- Polish film poster
- Directed by: Vladimir Basov Mstislav Korchagin
- Written by: Ivan Turgenev (play)
- Cinematography: Konstantin Brovin Konstantin Petrichenko
- Music by: Mikhail Ziv
- Release date: 1953;
- Running time: 100 minutes
- Country: Soviet Union
- Language: Russian

= The Boarder (1953 film) =

1953 film by Vladimir Basov

The Boarder (Нахлебник) is a 1953 Soviet historical drama film directed by Vladimir Basov and Mstislav Korchagin and starring Boris Chirkov, Sergei Kurilov and Lidiya Dranovskaya. It is based upon the play Fortune's Fool (1848) by Ivan Turgenev.

==Synopsis==

After years of absence from St. Petersburg comes Eletskaya (Lidiya Dranovskaya) to her estate together with her husband (Sergei Kurilov). The young couple are met by a poor nobleman Kuzovkin (Boris Chirkov), a boarder at the home of Eletskaya. Her husband and the surrounding landowners who are laden with boredom from the monotony of the provincial life, make fun of the old man, humiliating his personal dignity. Unable to withstand the bullying, Kuzovkin publicly declares that the woman of the house is his daughter. At the insistence of Eletskiy, the old man leaves the house of his daughter.

==Cast==
- Boris Chirkov as Vasiliy Semonovich Kuzovkin (impoverished nobleman)
- Sergei Kurilov as Pavel Nikolaevich Eletskiy (St.
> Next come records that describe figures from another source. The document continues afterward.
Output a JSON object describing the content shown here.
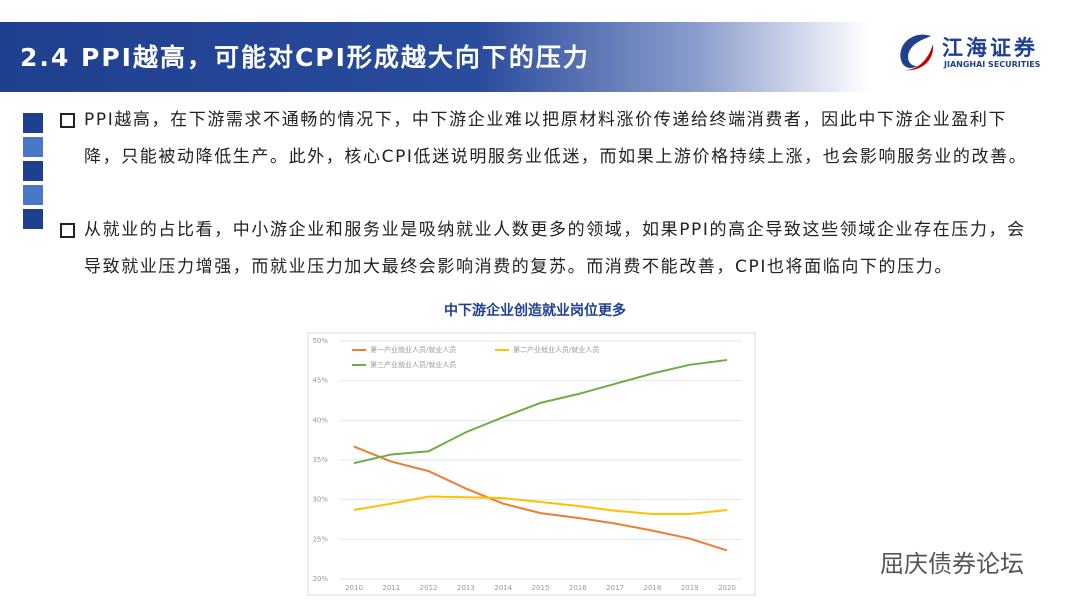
{
  "header": {
    "title": "2.4 PPI越高，可能对CPI形成越大向下的压力",
    "logo_cn": "江海证券",
    "logo_en": "JIANGHAI SECURITIES"
  },
  "bullets": [
    "PPI越高，在下游需求不通畅的情况下，中下游企业难以把原材料涨价传递给终端消费者，因此中下游企业盈利下降，只能被动降低生产。此外，核心CPI低迷说明服务业低迷，而如果上游价格持续上涨，也会影响服务业的改善。",
    "从就业的占比看，中小游企业和服务业是吸纳就业人数更多的领域，如果PPI的高企导致这些领域企业存在压力，会导致就业压力增强，而就业压力加大最终会影响消费的复苏。而消费不能改善，CPI也将面临向下的压力。"
  ],
  "watermark": "屈庆债券论坛",
  "chart_data": {
    "type": "line",
    "title": "中下游企业创造就业岗位更多",
    "categories": [
      "2010",
      "2011",
      "2012",
      "2013",
      "2014",
      "2015",
      "2016",
      "2017",
      "2018",
      "2019",
      "2020"
    ],
    "series": [
      {
        "name": "第一产业就业人员/就业人员",
        "color": "#ed7d31",
        "values": [
          36.7,
          34.8,
          33.6,
          31.4,
          29.5,
          28.3,
          27.7,
          27.0,
          26.1,
          25.1,
          23.6
        ]
      },
      {
        "name": "第二产业就业人员/就业人员",
        "color": "#ffc000",
        "values": [
          28.7,
          29.5,
          30.4,
          30.3,
          30.2,
          29.7,
          29.2,
          28.6,
          28.2,
          28.2,
          28.7
        ]
      },
      {
        "name": "第三产业就业人员/就业人员",
        "color": "#70ad47",
        "values": [
          34.6,
          35.7,
          36.1,
          38.5,
          40.4,
          42.2,
          43.3,
          44.6,
          45.9,
          47.0,
          47.6
        ]
      }
    ],
    "ylim": [
      20,
      50
    ],
    "yticks": [
      {
        "value": 20,
        "label": "20%"
      },
      {
        "value": 25,
        "label": "25%"
      },
      {
        "value": 30,
        "label": "30%"
      },
      {
        "value": 35,
        "label": "35%"
      },
      {
        "value": 40,
        "label": "40%"
      },
      {
        "value": 45,
        "label": "45%"
      },
      {
        "value": 50,
        "label": "50%"
      }
    ],
    "grid": true
  }
}
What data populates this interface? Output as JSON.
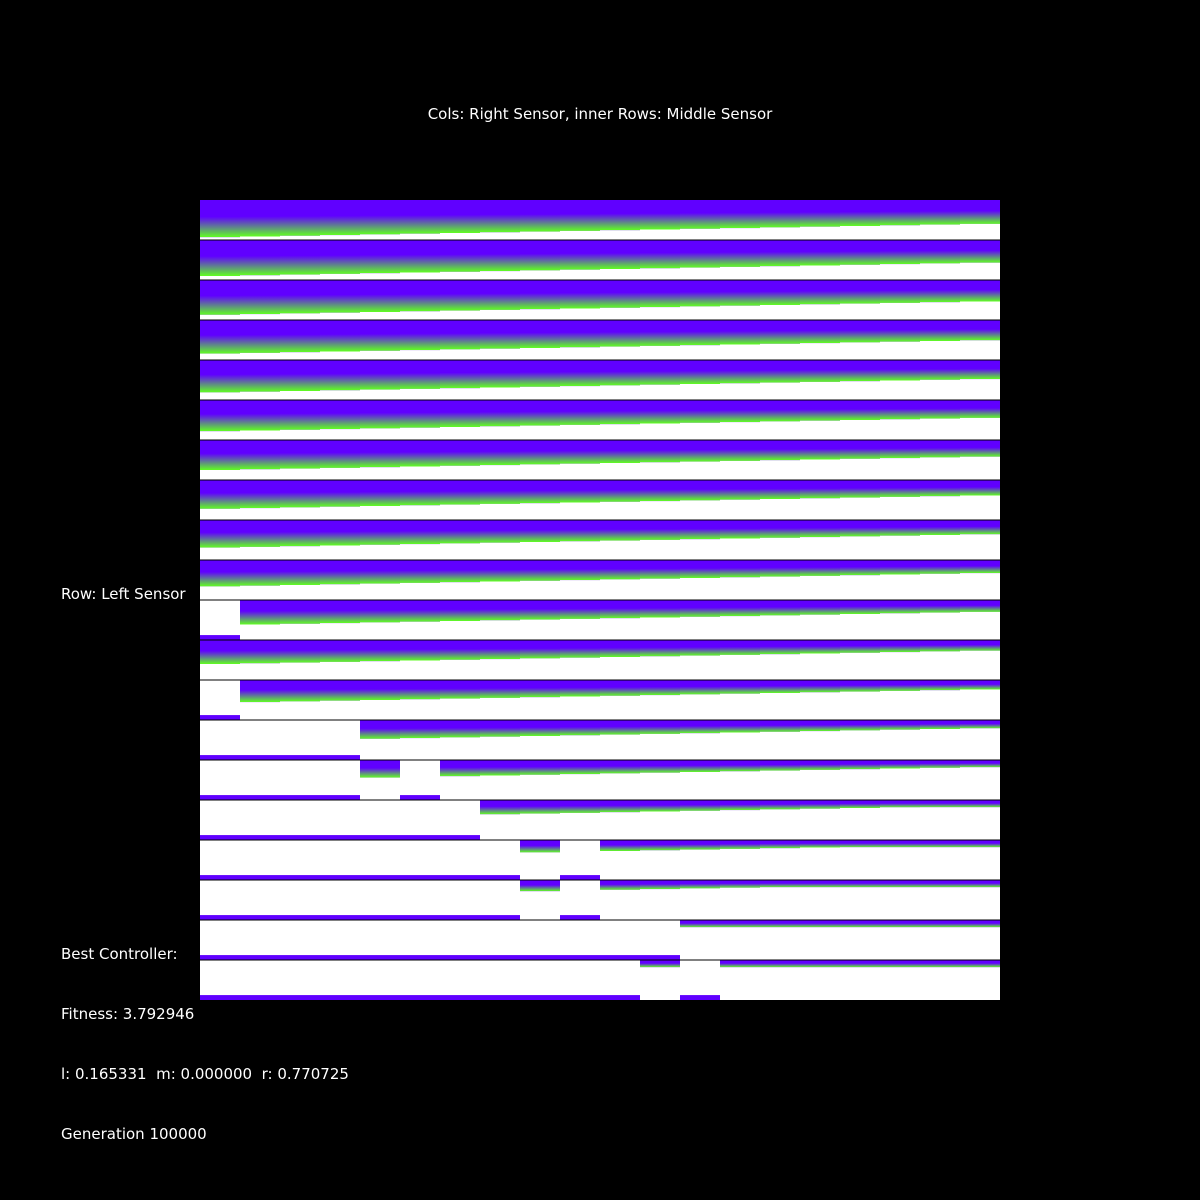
{
  "title": "Cols: Right Sensor, inner Rows: Middle Sensor",
  "row_axis_label": "Row: Left Sensor",
  "best_controller_label": "Best Controller:",
  "fitness_text": "Fitness: 3.792946",
  "weights_text": "l: 0.165331  m: 0.000000  r: 0.770725",
  "generation_text": "Generation 100000",
  "colors": {
    "background": "#000000",
    "low": "#6000ff",
    "high": "#60ff20",
    "saturated": "#ffffff",
    "separator": "#000000"
  },
  "grid": {
    "outer_rows": 20,
    "outer_cols": 20,
    "white_threshold_fraction_by_row": [
      0.93,
      0.9,
      0.87,
      0.84,
      0.81,
      0.78,
      0.75,
      0.72,
      0.69,
      0.66,
      0.63,
      0.6,
      0.57,
      0.54,
      0.51,
      0.48,
      0.45,
      0.42,
      0.39,
      0.36
    ],
    "white_blocks": [
      {
        "row": 10,
        "cols": [
          0
        ]
      },
      {
        "row": 12,
        "cols": [
          0
        ]
      },
      {
        "row": 13,
        "cols": [
          0,
          1,
          2,
          3
        ]
      },
      {
        "row": 14,
        "cols": [
          0,
          1,
          2,
          3,
          5
        ]
      },
      {
        "row": 15,
        "cols": [
          0,
          1,
          2,
          3,
          4,
          5,
          6
        ]
      },
      {
        "row": 16,
        "cols": [
          0,
          1,
          2,
          3,
          4,
          5,
          6,
          7,
          9
        ]
      },
      {
        "row": 17,
        "cols": [
          0,
          1,
          2,
          3,
          4,
          5,
          6,
          7,
          9
        ]
      },
      {
        "row": 18,
        "cols": [
          0,
          1,
          2,
          3,
          4,
          5,
          6,
          7,
          8,
          9,
          10,
          11
        ]
      },
      {
        "row": 19,
        "cols": [
          0,
          1,
          2,
          3,
          4,
          5,
          6,
          7,
          8,
          9,
          10,
          12
        ]
      }
    ]
  }
}
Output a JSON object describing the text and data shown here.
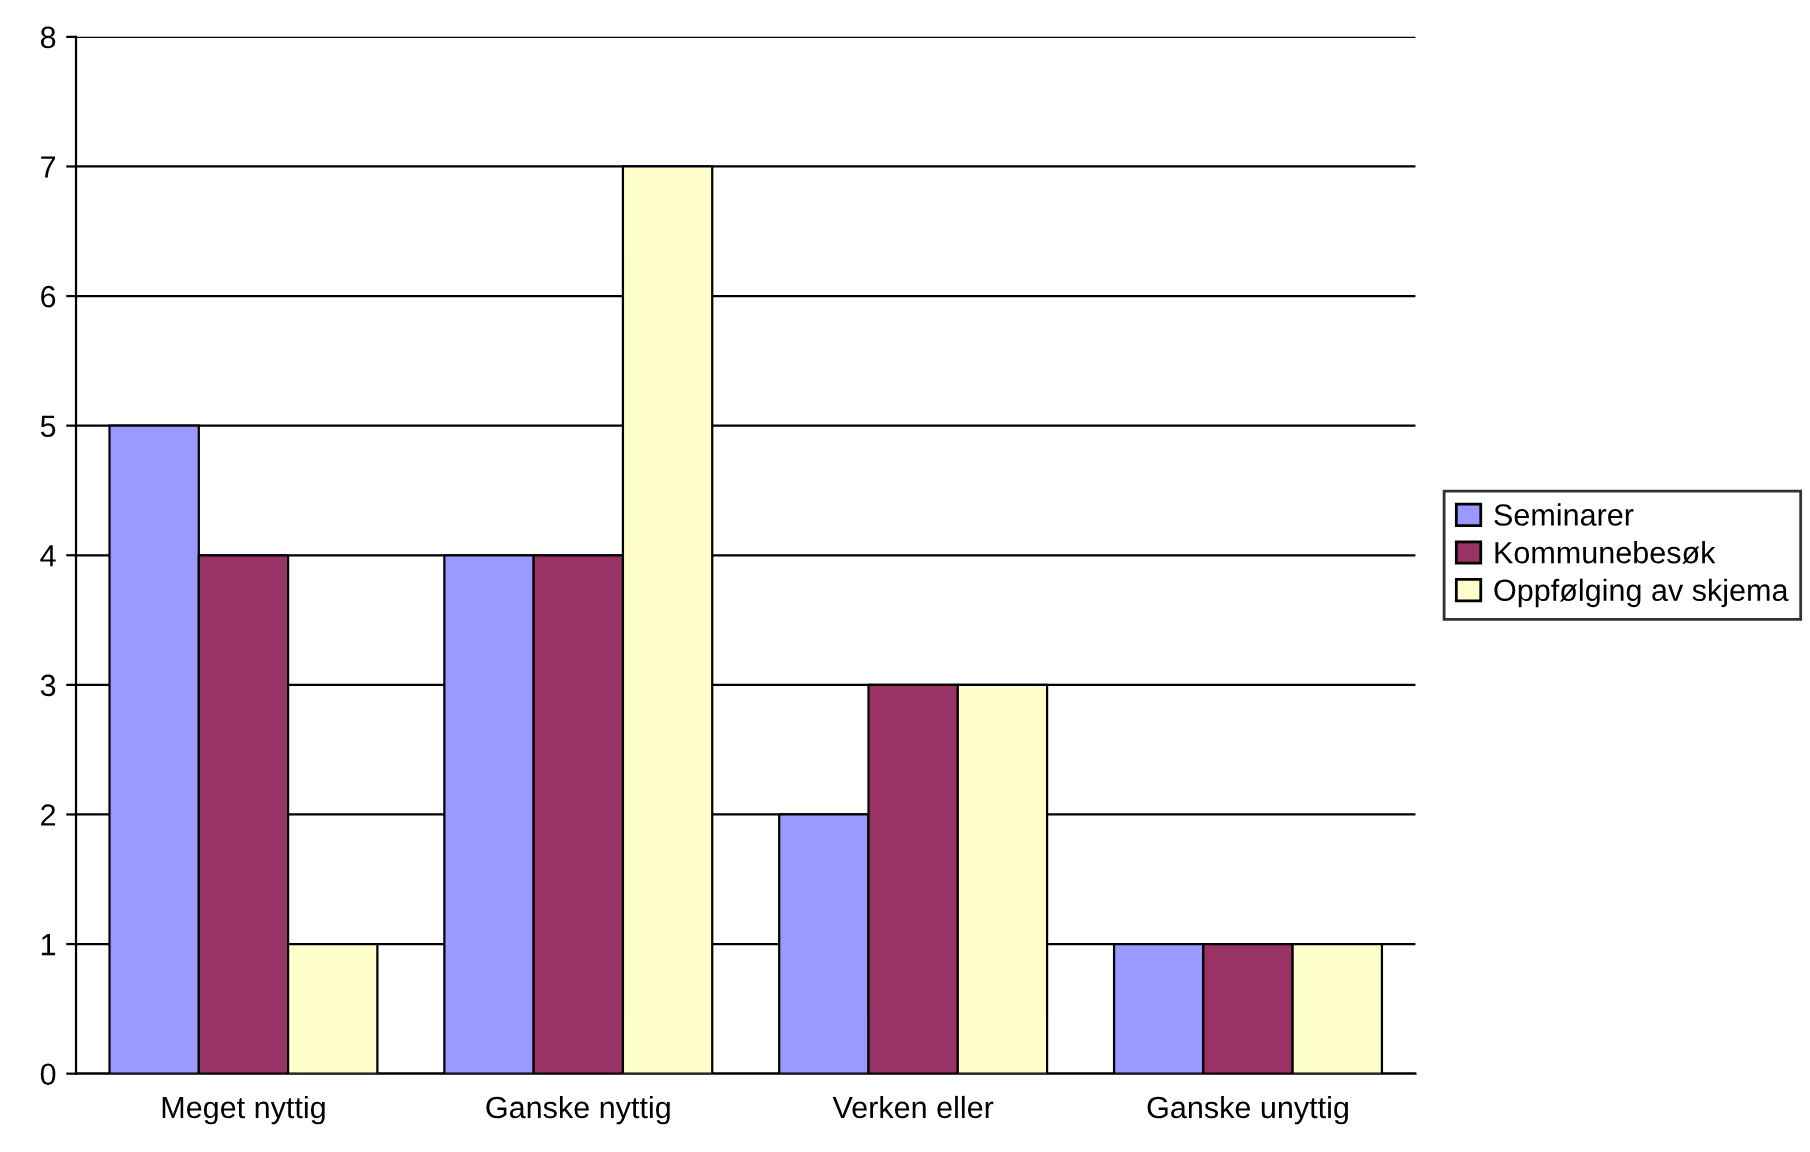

Petersburg official)
- Lidiya Dranovskaya as Olga Petrovna Korina (wife of Eletskiy)
- Pavel Springfeld as Flegont Aleksandrovich Tropachev (neighbour, landowner)
- Sergey Komarov as Ivan Kuzmich Ivanov (Kuzovkin's friend)
- Aleksandra Denisova as Praskovya Ivanovna (matron)
- Georgiy Georgiu as Narciss Konstantinovich Trembinsky (butler)
- Stepan Krylov as Karpachev (neighbour of modest means)
- Rimma Shorokhova as Masha (maid)
- Vladimir Uralskiy as Egor Alekseich (administrator)
- Maria Vinogradova as Vaska (cossack)

== Bibliography ==
- Rollberg, Peter. Historical Dictionary of Russian and Soviet Cinema. Scarecrow Press, 2008.